What it does not buy is the absence of a residual worry. There is an open question about whether high-dimensional geometry is the unifying principle the convergence points at, or only a useful one. The four fields might converge on geometric structure because geometric structure is what we currently have language for. Some deeper principle, for which we do not yet have a name, might be what they are tracking underneath. In that case, “high-dimensional geometry” is the closest approximation we have built so far.

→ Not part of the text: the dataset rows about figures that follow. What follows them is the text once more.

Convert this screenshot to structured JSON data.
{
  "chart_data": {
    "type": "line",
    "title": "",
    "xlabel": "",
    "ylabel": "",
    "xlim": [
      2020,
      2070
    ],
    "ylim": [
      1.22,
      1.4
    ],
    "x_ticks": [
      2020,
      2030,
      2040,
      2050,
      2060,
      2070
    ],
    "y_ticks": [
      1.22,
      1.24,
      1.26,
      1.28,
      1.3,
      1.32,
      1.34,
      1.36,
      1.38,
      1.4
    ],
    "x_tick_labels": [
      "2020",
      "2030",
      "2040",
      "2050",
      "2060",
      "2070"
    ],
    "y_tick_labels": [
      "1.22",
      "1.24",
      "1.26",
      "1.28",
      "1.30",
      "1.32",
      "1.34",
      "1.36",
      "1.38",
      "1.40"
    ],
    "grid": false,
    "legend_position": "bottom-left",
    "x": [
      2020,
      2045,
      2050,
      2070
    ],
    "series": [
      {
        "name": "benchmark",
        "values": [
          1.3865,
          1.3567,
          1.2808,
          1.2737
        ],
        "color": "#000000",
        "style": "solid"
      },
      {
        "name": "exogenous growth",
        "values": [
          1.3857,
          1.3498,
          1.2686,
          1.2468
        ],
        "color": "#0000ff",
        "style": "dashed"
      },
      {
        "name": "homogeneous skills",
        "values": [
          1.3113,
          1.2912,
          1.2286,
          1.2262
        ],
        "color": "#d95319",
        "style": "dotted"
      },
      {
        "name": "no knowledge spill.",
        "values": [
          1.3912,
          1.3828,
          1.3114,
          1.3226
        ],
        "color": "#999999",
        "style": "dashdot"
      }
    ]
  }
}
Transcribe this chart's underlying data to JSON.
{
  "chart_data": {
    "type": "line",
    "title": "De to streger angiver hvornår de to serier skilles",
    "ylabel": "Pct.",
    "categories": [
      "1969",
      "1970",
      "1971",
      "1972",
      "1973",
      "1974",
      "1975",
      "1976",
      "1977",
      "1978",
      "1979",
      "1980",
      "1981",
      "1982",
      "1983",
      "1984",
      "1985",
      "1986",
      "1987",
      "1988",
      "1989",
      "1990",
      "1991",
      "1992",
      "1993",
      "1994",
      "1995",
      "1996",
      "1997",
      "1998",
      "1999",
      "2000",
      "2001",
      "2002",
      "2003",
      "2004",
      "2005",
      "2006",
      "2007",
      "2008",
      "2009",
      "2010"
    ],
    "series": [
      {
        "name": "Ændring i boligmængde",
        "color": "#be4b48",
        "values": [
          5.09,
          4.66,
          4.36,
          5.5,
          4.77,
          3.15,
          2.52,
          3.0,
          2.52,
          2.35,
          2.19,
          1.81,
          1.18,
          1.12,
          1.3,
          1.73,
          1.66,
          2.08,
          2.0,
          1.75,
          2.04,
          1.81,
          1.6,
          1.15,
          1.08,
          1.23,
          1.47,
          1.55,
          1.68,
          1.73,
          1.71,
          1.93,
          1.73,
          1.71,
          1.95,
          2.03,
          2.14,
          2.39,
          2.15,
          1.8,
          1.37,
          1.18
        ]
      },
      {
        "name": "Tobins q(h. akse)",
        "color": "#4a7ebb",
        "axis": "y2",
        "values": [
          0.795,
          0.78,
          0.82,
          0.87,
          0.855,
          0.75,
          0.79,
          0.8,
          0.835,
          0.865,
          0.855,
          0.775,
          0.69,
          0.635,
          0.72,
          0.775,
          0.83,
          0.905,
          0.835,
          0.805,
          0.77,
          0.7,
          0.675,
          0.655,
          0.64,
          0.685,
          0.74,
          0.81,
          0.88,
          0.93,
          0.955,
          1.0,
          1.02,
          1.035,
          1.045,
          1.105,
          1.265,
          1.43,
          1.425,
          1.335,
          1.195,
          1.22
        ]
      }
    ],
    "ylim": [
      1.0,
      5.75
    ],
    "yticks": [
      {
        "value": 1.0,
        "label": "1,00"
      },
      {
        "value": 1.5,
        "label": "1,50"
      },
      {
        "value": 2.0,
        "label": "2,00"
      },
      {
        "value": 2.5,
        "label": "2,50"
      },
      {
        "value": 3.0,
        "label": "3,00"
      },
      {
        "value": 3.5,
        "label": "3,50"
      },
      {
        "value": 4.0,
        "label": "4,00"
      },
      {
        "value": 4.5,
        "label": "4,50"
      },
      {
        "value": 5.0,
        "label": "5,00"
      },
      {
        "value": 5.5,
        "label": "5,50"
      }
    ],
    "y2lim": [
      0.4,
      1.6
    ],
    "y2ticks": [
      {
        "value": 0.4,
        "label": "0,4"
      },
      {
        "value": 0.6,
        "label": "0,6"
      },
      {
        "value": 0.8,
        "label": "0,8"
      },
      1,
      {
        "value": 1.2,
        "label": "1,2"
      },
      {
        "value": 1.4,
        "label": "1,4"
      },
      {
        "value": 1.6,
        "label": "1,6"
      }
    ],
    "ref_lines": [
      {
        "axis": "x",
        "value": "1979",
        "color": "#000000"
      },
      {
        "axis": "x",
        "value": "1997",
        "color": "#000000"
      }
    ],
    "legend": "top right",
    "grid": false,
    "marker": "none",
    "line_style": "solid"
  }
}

The residual worry is correct, and I do not have an answer to it. The case for the convergence being meaningful is strong. The case for it being meaningful in exactly the way I have described, with high-dimensional geometry as the principle rather than a placeholder for it, is weaker. The rest of the paper has to keep that distinction visible.
From convergence to identity
What survives the defense is this. The four programs are not a methodological coincidence. Each was forced into geometric structure by what it was studying. The convergence is the residue of internal pressure in four substances, not a fashion of the era. At minimum, the four substances share a structural feature deep enough that any honest modeling has to respect it.
Once that is settled, the question changes shape. It is no longer whether the convergence is a coincidence. It is what meaning has to be, that modeling it forces this structure. That is the question §06 takes up. The answer I will argue for is that meaning is structure: the same structural reality the universe is, viewed from inside by the structural beings that model it. That is a strong claim. The next section earns it.